Timestepping in Nek5000 is based on BDFk/EXTk (k=3, typ.), which uses kth-order
backward-difference formulae (BDFk) to evaluate velocity time derivatives and
kth-order extrapolation (EXTk) for explicit evaluation of the nonlinear and
pressure boundary terms.  Under normal conditions, the velocity and pressure
for preceding timesteps are required to advance the the solution at each step.

At startup, the timestepper is typically bootstrapped using a lower-order
BDF/EXT formula that, given the artificiality of most initial conditions,
is typically adequate.    The velocity field often has enough inertia and
sufficient signature such that the same bootstrap procedure also works when
restarting from an existing solution (i.e., a .fnnnnn or .fldnn file, stored
in 32-bit precision).

For some cases, it is important to have reproducibility of the time history
to the working precision (14 digits, typ.) of the code.  The full restart
feature is designed to provide this capability.   The main features of 
full restart are:

.Preserve alternating sets of snapshots (4 per set) in 64-bit precision.
  (Alternating sets are saved in case the job fails in the middle of
   saving a set.)

.Use the most recent set to restart the computation by overwriting
  the solution for the first steps, 0 through 3, with the preserved
  snapshots.

Full restart is triggered through the .usr file.    In the given example 
cases, "ca" and "cb" the restart-save is illustrated in ca.usr and the 
actual restart, plus the save, is illustrated in cb.usr.   For these cases, 
the restart is encapsulated in the user-provided routine "my_full_restart"
shown below, along with the calling format in userchk:

c-----------------------------------------------------------------------
       subroutine userchk
       include 'SIZE'
       include 'TOTAL'

       logical if_drag_out,if_torq_out

       call my_full_restart

       scale = 1.
       if_drag_out = .true.
       if_torq_out = .false.
       call torque_calc(scale,x0,if_drag_out,if_torq_out)

       return
       end
c-----------------------------------------------------------------------
       subroutine my_full_restart

       character*80 s80(4)

       call blank(s80,4*80)
       s80(1) ='rs8ca0.f00005'
       s80(2) ='rs8ca0.f00006'
       s80(3) ='rs8ca0.f00007'
       s80(4) ='rs8ca0.f00008'

       call full_restart(s80,4)  ! Will overload 5-8 onto steps 0-3

       iosave = iostep           ! Trigger save based on iostep
       call full_restart_save(iosave)

       return
       end
c-----------------------------------------------------------------------

Note that in the example above, the set enumerated 5--8 is used to restart 
the computation.   This set is generated by first running the "ca" case.

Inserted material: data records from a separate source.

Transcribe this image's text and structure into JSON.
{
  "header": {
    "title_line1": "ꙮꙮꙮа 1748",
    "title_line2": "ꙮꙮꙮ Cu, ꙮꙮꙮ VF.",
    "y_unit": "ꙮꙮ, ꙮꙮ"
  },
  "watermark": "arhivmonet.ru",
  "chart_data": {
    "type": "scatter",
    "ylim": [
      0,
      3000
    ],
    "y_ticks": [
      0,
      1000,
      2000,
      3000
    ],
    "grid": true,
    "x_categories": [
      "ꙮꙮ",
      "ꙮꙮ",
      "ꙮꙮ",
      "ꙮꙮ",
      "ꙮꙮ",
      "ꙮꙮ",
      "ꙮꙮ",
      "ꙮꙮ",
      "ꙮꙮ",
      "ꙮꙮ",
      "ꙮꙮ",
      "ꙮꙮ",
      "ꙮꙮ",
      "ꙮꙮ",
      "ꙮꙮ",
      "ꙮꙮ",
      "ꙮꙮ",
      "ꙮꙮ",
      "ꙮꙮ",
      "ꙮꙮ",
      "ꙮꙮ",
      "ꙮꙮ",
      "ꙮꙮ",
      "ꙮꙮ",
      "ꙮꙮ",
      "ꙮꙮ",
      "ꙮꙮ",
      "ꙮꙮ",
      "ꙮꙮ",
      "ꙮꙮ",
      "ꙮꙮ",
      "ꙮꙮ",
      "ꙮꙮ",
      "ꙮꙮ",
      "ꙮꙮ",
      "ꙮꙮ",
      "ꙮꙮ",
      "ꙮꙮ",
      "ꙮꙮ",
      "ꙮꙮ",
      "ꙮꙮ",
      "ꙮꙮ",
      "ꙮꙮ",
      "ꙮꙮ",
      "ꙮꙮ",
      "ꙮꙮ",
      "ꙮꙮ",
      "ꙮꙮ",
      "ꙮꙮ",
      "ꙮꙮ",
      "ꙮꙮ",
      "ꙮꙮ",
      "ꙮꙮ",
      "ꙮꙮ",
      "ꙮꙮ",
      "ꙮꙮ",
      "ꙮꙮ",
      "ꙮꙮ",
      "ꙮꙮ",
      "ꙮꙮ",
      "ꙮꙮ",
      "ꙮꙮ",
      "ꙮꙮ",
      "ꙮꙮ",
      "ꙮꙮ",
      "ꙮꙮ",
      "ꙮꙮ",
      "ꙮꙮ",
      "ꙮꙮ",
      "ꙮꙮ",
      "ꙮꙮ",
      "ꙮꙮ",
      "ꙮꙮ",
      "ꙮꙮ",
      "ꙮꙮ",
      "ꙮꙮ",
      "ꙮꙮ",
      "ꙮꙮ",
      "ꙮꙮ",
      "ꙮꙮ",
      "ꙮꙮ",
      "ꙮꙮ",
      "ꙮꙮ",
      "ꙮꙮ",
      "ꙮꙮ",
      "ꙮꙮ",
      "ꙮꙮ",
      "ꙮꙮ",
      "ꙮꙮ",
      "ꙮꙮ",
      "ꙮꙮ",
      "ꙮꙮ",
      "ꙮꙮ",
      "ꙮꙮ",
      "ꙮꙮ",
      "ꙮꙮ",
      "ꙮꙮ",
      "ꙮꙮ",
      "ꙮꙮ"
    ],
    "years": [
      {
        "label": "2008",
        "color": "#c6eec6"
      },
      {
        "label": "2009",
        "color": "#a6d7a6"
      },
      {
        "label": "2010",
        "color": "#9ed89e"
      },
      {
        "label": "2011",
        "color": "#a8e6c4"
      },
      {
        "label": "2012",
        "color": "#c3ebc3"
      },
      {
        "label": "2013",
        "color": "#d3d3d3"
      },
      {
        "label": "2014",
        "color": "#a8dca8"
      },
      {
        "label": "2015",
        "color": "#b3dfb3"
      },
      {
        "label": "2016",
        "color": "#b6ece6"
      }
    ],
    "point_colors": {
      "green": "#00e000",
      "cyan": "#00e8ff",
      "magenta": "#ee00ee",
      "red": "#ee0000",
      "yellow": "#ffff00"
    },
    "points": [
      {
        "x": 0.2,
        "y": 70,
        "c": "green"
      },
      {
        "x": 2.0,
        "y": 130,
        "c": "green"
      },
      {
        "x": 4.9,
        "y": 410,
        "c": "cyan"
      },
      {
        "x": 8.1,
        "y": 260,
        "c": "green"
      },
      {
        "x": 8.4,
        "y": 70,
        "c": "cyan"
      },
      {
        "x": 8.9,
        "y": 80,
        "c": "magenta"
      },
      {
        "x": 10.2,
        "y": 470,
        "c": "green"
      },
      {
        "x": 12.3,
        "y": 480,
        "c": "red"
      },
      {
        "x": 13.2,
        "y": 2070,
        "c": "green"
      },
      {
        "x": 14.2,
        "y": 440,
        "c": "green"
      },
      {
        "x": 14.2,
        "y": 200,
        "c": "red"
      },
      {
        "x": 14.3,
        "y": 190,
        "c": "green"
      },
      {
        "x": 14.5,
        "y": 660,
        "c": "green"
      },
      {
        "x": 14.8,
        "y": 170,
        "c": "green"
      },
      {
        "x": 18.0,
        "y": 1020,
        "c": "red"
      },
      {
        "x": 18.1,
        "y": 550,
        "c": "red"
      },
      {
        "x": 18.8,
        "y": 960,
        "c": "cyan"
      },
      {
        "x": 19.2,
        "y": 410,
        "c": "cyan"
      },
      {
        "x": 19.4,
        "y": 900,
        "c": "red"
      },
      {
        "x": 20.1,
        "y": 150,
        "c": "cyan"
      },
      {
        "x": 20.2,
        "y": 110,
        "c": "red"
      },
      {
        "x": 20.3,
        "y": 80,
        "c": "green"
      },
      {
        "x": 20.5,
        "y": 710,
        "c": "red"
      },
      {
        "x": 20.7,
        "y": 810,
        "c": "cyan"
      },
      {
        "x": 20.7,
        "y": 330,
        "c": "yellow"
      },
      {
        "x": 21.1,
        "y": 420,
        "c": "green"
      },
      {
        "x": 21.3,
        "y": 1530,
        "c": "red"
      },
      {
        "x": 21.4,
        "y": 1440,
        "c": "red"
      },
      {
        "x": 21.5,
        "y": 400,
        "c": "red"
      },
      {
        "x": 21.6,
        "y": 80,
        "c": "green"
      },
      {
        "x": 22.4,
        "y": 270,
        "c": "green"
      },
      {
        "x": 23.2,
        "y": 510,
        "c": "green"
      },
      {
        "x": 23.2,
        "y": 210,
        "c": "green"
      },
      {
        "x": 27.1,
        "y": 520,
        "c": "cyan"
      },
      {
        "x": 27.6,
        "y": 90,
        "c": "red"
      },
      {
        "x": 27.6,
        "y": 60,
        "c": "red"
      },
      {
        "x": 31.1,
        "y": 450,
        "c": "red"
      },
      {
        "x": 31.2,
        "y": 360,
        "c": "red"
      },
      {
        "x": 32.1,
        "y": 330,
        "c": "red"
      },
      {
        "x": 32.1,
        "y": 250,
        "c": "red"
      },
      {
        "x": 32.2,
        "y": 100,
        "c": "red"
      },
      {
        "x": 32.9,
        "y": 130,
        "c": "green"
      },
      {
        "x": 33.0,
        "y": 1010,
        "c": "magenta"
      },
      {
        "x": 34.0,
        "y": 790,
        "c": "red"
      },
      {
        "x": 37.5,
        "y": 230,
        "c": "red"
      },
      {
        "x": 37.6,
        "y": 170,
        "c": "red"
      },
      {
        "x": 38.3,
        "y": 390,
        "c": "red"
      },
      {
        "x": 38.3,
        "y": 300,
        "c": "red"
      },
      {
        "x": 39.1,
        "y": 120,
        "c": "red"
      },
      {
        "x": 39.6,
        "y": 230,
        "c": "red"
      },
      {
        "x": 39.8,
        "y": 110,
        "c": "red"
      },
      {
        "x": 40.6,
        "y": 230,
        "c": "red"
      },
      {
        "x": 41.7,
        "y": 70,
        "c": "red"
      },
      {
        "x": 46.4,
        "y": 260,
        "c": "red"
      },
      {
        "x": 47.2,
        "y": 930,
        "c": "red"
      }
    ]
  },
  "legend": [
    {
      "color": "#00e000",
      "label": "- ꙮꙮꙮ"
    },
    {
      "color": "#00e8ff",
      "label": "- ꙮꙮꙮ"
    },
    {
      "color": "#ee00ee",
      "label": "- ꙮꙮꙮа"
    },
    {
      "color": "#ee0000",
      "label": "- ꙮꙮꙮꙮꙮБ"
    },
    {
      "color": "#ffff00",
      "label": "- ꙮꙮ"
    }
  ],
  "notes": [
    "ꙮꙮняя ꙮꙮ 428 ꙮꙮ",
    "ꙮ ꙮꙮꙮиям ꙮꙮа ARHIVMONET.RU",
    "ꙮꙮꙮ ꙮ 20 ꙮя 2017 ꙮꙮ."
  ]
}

Note that the frequency of the restart output is coincident with the
standard output frequency of field files (snapshots).  This might be too 
frequent if one is, say, making a movie where snapshots are typically 
dumped every 10 steps.   It would make more sense in this case to set 
iosave=1000, say.

Note also that if one is initiating a computation from something other
than the full restart mode then the full_restart() call should be commented
out.

COMMENTS:
=========

Full reproducibility of the solution is predicated on having sufficient
history information to replicate the state of "a" when running "b".
While such replication is possible, it does preclude acceleration of the
iterative solvers by projection onto prior solution spaces [1,2], since
these projections typically retain relatively long sequences of information
(e.g., spanning tens of steps) to maximally extract all the regularity in the
solution history.   Consequently, _full_ reproducibility is not retained with
projection turned on.  In this case, the solution is reproduced only to the
tolerance of the iterative solvers, which is in any case the maximum level
of accuracy attainable in the solution.   To illustrate the difference,
we provide a test case pairing, "pa" and "pb", which is essentially the 
same as the ca/cb pair save that projection is turned on for pa/pb.